Museum honors namesake

Elizabeth Watkins donated to KU, community

While William Quantrill’s infamy for burning Lawrence is well-documented, a group of historians is recognizing a woman who played a key role in rebuilding the city.

Elizabeth Miller Watkins, the woman responsible for doubling the size of Kansas University’s campuses, will be celebrated Tuesday.

Friends of Watkins Museum are busy planning Elizabeth Miller Watkins Day, a party at the Watkins Community Museum of History, 1047 Mass.

Watkins, and her wedding in 1909 to prominent Lawrence financier J.B. Watkins in Brooklyn, N.Y., will be the focus of the party, said Irene Reynolds, vice president of Friends of Watkins.

“The marriage was so shocking because she had worked for him since she was 15,” Reynolds said. “When they were married, she was 48 and he was 64.”

The details surrounding the marriage remain sketchy, so organizers are gathering materials to re-create the social buzz Watkins encountered.

“We’ll be focusing on what was going on in Lawrence and in the world in 1909,” said Gayle Matchett, president of the group. “We hope we can re-enact what Mr.

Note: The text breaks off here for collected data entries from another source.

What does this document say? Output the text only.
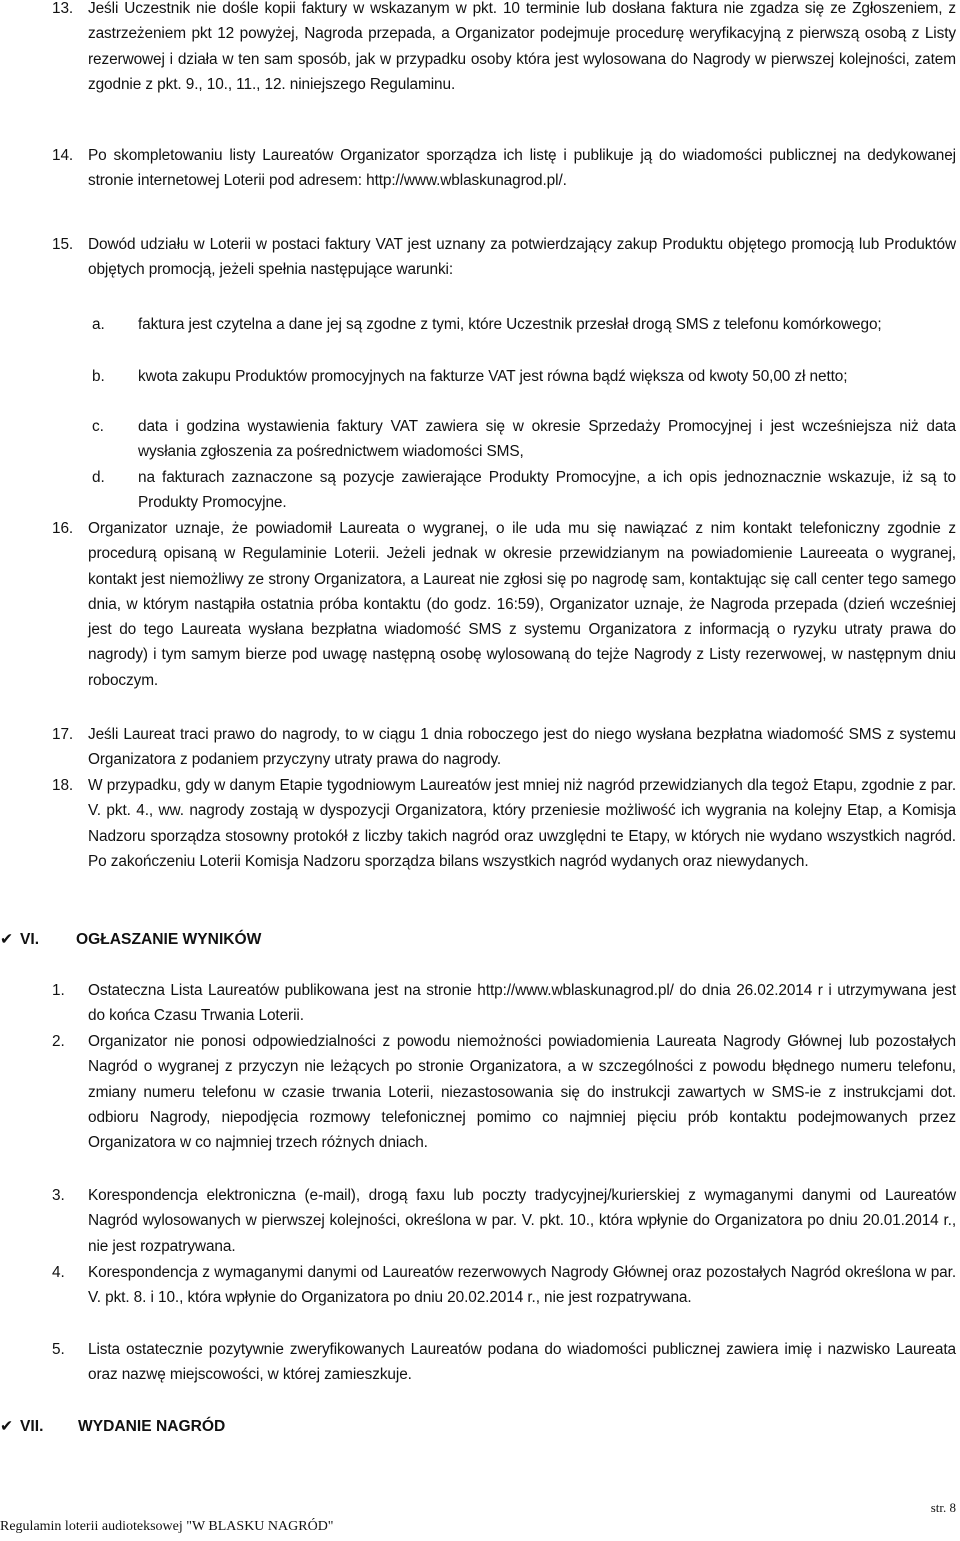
13. Jeśli Uczestnik nie dośle kopii faktury w wskazanym w pkt. 10 terminie lub dosłana faktura nie zgadza się ze Zgłoszeniem, z zastrzeżeniem pkt 12 powyżej, Nagroda przepada, a Organizator podejmuje procedurę weryfikacyjną z pierwszą osobą z Listy rezerwowej i działa w ten sam sposób, jak w przypadku osoby która jest wylosowana do Nagrody w pierwszej kolejności, zatem zgodnie z pkt. 9., 10., 11., 12. niniejszego Regulaminu.
14. Po skompletowaniu listy Laureatów Organizator sporządza ich listę i publikuje ją do wiadomości publicznej na dedykowanej stronie internetowej Loterii pod adresem: http://www.wblaskunagrod.pl/.
15. Dowód udziału w Loterii w postaci faktury VAT jest uznany za potwierdzający zakup Produktu objętego promocją lub Produktów objętych promocją, jeżeli spełnia następujące warunki:
a.	faktura jest czytelna a dane jej są zgodne z tymi, które Uczestnik przesłał drogą SMS z telefonu komórkowego;
b.	kwota zakupu Produktów promocyjnych na fakturze VAT jest równa bądź większa od kwoty 50,00 zł netto;
c.	data i godzina wystawienia faktury VAT zawiera się w okresie Sprzedaży Promocyjnej i jest wcześniejsza niż data wysłania zgłoszenia za pośrednictwem wiadomości SMS,
d.	na fakturach zaznaczone są pozycje zawierające Produkty Promocyjne, a ich opis jednoznacznie wskazuje, iż są to Produkty Promocyjne.
16. Organizator uznaje, że powiadomił Laureata o wygranej, o ile uda mu się nawiązać z nim kontakt telefoniczny zgodnie z procedurą opisaną w Regulaminie Loterii. Jeżeli jednak w okresie przewidzianym na powiadomienie Laureeata o wygranej, kontakt jest niemożliwy ze strony Organizatora, a Laureat nie zgłosi się po nagrodę sam, kontaktując się call center tego samego dnia, w którym nastąpiła ostatnia próba kontaktu (do godz. 16:59), Organizator uznaje, że Nagroda przepada (dzień wcześniej jest do tego Laureata wysłana bezpłatna wiadomość SMS z systemu Organizatora z informacją o ryzyku utraty prawa do nagrody) i tym samym bierze pod uwagę następną osobę wylosowaną do tejże Nagrody z Listy rezerwowej, w następnym dniu roboczym.
17. Jeśli Laureat traci prawo do nagrody, to w ciągu 1 dnia roboczego jest do niego wysłana bezpłatna wiadomość SMS z systemu Organizatora z podaniem przyczyny utraty prawa do nagrody.
18. W przypadku, gdy w danym Etapie tygodniowym Laureatów jest mniej niż nagród przewidzianych dla tegoż Etapu, zgodnie z par. V. pkt. 4., ww. nagrody zostają w dyspozycji Organizatora, który przeniesie możliwość ich wygrania na kolejny Etap, a Komisja Nadzoru sporządza stosowny protokół z liczby takich nagród oraz uwzględni te Etapy, w których nie wydano wszystkich nagród. Po zakończeniu Loterii Komisja Nadzoru sporządza bilans wszystkich nagród wydanych oraz niewydanych.
✔ VI. OGŁASZANIE WYNIKÓW
1.	Ostateczna Lista Laureatów publikowana jest na stronie http://www.wblaskunagrod.pl/ do dnia 26.02.2014 r i utrzymywana jest do końca Czasu Trwania Loterii.
2.	Organizator nie ponosi odpowiedzialności z powodu niemożności powiadomienia Laureata Nagrody Głównej lub pozostałych Nagród o wygranej z przyczyn nie leżących po stronie Organizatora, a w szczególności z powodu błędnego numeru telefonu, zmiany numeru telefonu w czasie trwania Loterii, niezastosowania się do instrukcji zawartych w SMS-ie z instrukcjami dot. odbioru Nagrody, niepodjęcia rozmowy telefonicznej pomimo co najmniej pięciu prób kontaktu podejmowanych przez Organizatora w co najmniej trzech różnych dniach.
3.	Korespondencja elektroniczna (e-mail), drogą faxu lub poczty tradycyjnej/kurierskiej z wymaganymi danymi od Laureatów Nagród wylosowanych w pierwszej kolejności, określona w par. V. pkt. 10., która wpłynie do Organizatora po dniu 20.01.2014 r., nie jest rozpatrywana.
4.	Korespondencja z wymaganymi danymi od Laureatów rezerwowych Nagrody Głównej oraz pozostałych Nagród określona w par. V. pkt. 8. i 10., która wpłynie do Organizatora po dniu 20.02.2014 r., nie jest rozpatrywana.
5.	Lista ostatecznie pozytywnie zweryfikowanych Laureatów podana do wiadomości publicznej zawiera imię i nazwisko Laureata oraz nazwę miejscowości, w której zamieszkuje.
✔ VII. WYDANIE NAGRÓD
Regulamin loterii audioteksowej "W BLASKU NAGRÓD"
str. 8
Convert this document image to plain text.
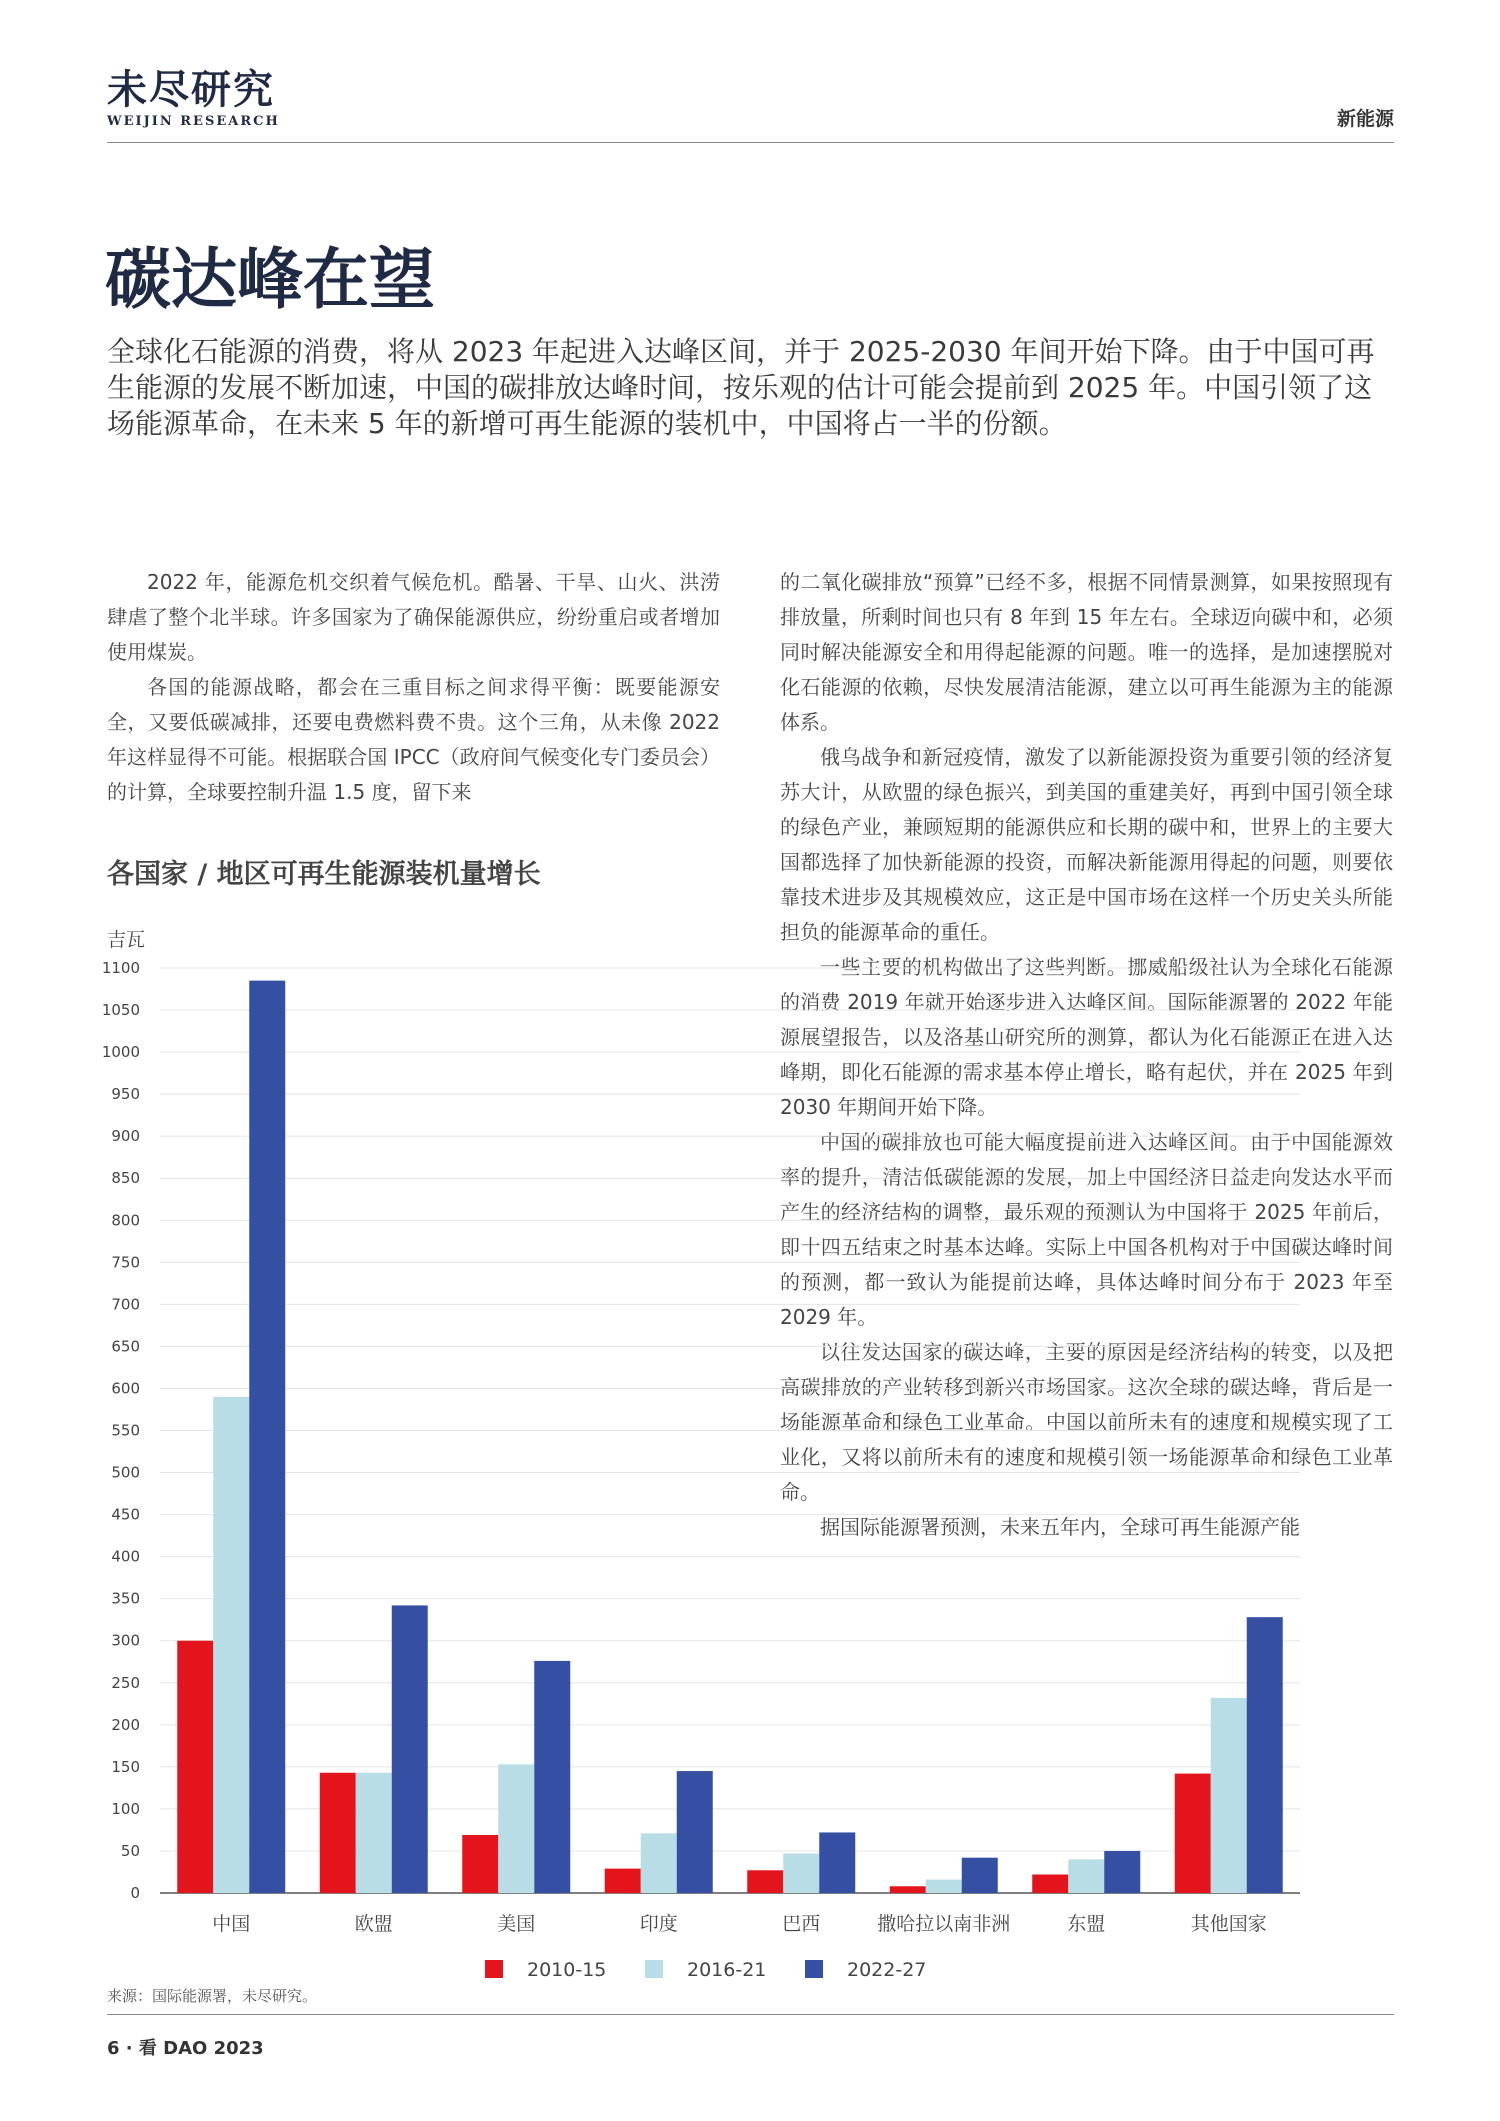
未尽研究
WEIJIN RESEARCH	新能源
碳达峰在望

全球化石能源的消费，将从 2023 年起进入达峰区间，并于 2025-2030 年间开始下降。由于中国可再生能源的发展不断加速，中国的碳排放达峰时间，按乐观的估计可能会提前到 2025 年。中国引领了这场能源革命，在未来 5 年的新增可再生能源的装机中，中国将占一半的份额。

2022 年，能源危机交织着气候危机。酷暑、干旱、山火、洪涝肆虐了整个北半球。许多国家为了确保能源供应，纷纷重启或者增加使用煤炭。

各国的能源战略，都会在三重目标之间求得平衡：既要能源安全，又要低碳减排，还要电费燃料费不贵。这个三角，从未像 2022 年这样显得不可能。根据联合国 IPCC（政府间气候变化专门委员会）的计算，全球要控制升温 1.5 度，留下来

的二氧化碳排放“预算”已经不多，根据不同情景测算，如果按照现有排放量，所剩时间也只有 8 年到 15 年左右。全球迈向碳中和，必须同时解决能源安全和用得起能源的问题。唯一的选择，是加速摆脱对化石能源的依赖，尽快发展清洁能源，建立以可再生能源为主的能源体系。

俄乌战争和新冠疫情，激发了以新能源投资为重要引领的经济复苏大计，从欧盟的绿色振兴，到美国的重建美好，再到中国引领全球的绿色产业，兼顾短期的能源供应和长期的碳中和，世界上的主要大国都选择了加快新能源的投资，而解决新能源用得起的问题，则要依靠技术进步及其规模效应，这正是中国市场在这样一个历史关头所能担负的能源革命的重任。

一些主要的机构做出了这些判断。挪威船级社认为全球化石能源的消费 2019 年就开始逐步进入达峰区间。国际能源署的 2022 年能源展望报告，以及洛基山研究所的测算，都认为化石能源正在进入达峰期，即化石能源的需求基本停止增长，略有起伏，并在 2025 年到 2030 年期间开始下降。

中国的碳排放也可能大幅度提前进入达峰区间。由于中国能源效率的提升，清洁低碳能源的发展，加上中国经济日益走向发达水平而产生的经济结构的调整，最乐观的预测认为中国将于 2025 年前后，即十四五结束之时基本达峰。实际上中国各机构对于中国碳达峰时间的预测，都一致认为能提前达峰，具体达峰时间分布于 2023 年至 2029 年。

以往发达国家的碳达峰，主要的原因是经济结构的转变，以及把高碳排放的产业转移到新兴市场国家。这次全球的碳达峰，背后是一场能源革命和绿色工业革命。中国以前所未有的速度和规模实现了工业化，又将以前所未有的速度和规模引领一场能源革命和绿色工业革命。

据国际能源署预测，未来五年内，全球可再生能源产能

各国家 / 地区可再生能源装机量增长
吉瓦
0
50
100
150
200
250
300
350
400
450
500
550
600
650
700
750
800
850
900
950
1000
1050
1100
中国	欧盟	美国	印度	巴西	撒哈拉以南非洲	东盟	其他国家
2010-15	2016-21	2022-27
来源：国际能源署，未尽研究。
6 · 看 DAO 2023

Watkins’ employees would have been gossiping about.”

Matchett said the party will seek to iron out the timing of the wedding. The two were married only after Elizabeth’s mother died.

The local newspaper mirrored the public’s response to the wedding. “This announcement is the most startling that has been made in Lawrence in several years, for no one in Lawrence had any idea that the wedding was to take place,” the Lawrence Daily Journal reported on Nov. 15, 1909.

After Mr. Watkins’ death in 1921, Watkins used the $2.4 million estate left behind to begin contributions to the city and the university.

Watkins left the estate and 25,000 acres of western Kansas farmland to the university when she died in 1939.

In Lawrence, Watkins is responsible for donating the building that now houses the Watkins Museum and the Douglas County Historical Society. She also donated funds for the building of Lawrence Memorial Hospital.

At KU, Watkins’ endowment fund has left an impression on the campus.

Her first contribution came in 1926 with the construction of Watkins Scholarship Hall. Since then, Miller Scholarship Hall and Watkins Student Health Center have been built with her donations.

The endowment fund generated money to purchase land adjacent to the university’s Lawrence and Kansas City Medical Center campuses and continues to provide for the upkeep of the two scholarship halls.

“She was a remarkable woman and an important part of Lawrence’s history,” Matchett said.